Aufgeräumt und falsch gelesen
Das Maiwetter war nicht so verlockend, und ich habe viel Zeit in meiner Wohnung verbracht, habe ein ganzes Wochenende lang aufgeräumt und ausgeräumt, war im Kino anstatt Draußen zu tanzen, und beim Lesen lag ich nicht auf der Wiese im Park sondern im Bett und bin eingeschlafen.
Aufgeräumt habe ich auch mit Arian, und ich habe gekündigt. Er mir auch. Ich bin zu teuer, hat er gesagt, er kann sich keine eigene ISEF (insoweit erfahrene Fachkraft Kinderschutz) leisten, und mein Kinderschutzkonzept sei ihm zu anspruchsvoll. Er brauche Fachkräfte, die sich in sein Unternehmen einordnen und die auch schwierige Fälle übernehmen.
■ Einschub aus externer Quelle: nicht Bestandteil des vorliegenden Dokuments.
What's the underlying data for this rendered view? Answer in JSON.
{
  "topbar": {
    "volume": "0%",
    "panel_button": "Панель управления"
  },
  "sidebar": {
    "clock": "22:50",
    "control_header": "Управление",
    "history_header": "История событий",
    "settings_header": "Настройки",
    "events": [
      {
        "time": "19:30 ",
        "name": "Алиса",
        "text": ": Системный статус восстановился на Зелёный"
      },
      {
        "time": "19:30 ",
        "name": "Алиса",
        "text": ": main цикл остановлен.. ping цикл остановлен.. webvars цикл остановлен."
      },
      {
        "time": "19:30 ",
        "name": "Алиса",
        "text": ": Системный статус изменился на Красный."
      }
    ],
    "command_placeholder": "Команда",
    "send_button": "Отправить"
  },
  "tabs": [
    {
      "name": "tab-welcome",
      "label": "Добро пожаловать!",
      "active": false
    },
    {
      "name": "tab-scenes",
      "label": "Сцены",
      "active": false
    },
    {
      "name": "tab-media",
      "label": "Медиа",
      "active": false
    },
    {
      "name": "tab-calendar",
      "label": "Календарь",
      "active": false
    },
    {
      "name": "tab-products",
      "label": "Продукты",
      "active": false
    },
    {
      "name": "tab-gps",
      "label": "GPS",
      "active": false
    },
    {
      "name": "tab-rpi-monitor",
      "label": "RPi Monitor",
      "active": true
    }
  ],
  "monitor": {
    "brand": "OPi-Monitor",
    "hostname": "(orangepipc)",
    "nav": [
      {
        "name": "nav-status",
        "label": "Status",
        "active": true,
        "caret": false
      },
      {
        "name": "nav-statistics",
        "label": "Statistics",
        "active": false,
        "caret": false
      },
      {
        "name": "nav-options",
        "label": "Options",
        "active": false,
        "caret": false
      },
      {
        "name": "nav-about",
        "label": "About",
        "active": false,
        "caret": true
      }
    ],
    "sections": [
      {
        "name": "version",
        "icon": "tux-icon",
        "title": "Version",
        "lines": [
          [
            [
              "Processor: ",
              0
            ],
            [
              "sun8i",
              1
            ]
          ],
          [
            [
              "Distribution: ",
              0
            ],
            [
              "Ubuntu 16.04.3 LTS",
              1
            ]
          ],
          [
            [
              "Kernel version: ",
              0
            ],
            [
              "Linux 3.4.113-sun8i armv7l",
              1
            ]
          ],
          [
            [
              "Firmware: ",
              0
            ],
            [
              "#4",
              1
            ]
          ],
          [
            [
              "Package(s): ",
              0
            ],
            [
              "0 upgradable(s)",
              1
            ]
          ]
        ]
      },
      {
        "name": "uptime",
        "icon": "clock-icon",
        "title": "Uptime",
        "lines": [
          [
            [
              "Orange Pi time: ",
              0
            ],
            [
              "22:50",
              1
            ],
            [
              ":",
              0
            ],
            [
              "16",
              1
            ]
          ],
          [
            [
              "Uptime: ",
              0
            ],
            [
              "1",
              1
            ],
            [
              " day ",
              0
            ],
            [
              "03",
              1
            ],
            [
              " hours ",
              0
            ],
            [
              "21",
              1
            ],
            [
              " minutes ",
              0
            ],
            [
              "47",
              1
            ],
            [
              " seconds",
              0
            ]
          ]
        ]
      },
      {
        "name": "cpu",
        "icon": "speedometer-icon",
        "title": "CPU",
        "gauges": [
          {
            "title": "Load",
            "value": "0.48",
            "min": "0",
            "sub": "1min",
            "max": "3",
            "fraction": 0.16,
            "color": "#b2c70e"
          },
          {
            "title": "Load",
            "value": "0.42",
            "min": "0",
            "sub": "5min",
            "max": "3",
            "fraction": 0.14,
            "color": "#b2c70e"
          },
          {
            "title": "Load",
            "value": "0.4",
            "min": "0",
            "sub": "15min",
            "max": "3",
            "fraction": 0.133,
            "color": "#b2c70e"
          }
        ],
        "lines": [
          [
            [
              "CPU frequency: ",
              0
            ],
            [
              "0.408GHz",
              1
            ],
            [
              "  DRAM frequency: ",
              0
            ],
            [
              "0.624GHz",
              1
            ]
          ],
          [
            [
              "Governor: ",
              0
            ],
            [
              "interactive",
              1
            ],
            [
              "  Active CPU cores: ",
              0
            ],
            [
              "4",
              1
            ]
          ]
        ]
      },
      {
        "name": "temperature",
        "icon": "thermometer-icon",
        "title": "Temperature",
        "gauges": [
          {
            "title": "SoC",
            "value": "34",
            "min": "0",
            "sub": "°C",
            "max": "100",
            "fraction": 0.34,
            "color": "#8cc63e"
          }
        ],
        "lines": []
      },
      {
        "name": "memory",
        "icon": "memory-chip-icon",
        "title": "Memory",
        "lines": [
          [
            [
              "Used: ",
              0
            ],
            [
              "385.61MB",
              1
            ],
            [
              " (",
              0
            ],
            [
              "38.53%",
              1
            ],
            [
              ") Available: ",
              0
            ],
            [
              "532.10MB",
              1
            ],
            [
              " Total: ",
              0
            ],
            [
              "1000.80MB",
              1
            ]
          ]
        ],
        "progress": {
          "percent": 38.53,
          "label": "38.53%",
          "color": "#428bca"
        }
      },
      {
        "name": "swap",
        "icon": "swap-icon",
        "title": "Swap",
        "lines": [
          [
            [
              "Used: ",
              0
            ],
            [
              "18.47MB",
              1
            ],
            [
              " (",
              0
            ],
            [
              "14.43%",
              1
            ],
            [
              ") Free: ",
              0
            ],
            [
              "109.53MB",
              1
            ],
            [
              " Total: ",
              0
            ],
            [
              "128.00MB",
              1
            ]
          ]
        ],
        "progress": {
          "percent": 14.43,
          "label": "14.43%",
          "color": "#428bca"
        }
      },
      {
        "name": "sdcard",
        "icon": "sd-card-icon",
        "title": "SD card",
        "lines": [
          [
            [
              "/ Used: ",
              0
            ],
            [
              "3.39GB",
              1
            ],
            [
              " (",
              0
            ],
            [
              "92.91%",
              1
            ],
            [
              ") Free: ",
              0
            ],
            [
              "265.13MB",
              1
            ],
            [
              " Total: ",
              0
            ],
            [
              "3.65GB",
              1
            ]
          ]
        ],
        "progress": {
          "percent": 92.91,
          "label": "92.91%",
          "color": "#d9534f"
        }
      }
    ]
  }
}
Aha, ich dachte, er möchte Leute, die mitgestalten. Und ich wollte Fachkräfte beraten, zu Kinderschutzfragen. Sozialpädagogische Familienhilfe kann ich auch bei meinem anderen Träger machen. Seit dem Wechsel der Geschäftsführung wird es dort zunehmend angenehmer. Die Diskussionen von Geschäftsführung und Betriebsrat werden transparent und lösungsorientiert geführt. Es geht nicht darum, wer Recht hat oder wer sich durchsetzt, sondern darum, wie man mit verschiedenen Perspektiven an ein gemeinsames Ziel kommen kann. Ein gutes Vorbild für die Arbeit mit streitenden Eltern, finde ich. Irgendwie wirkt ja die Unternehmenskultur in die Arbeit mit den Klient*innen hinein.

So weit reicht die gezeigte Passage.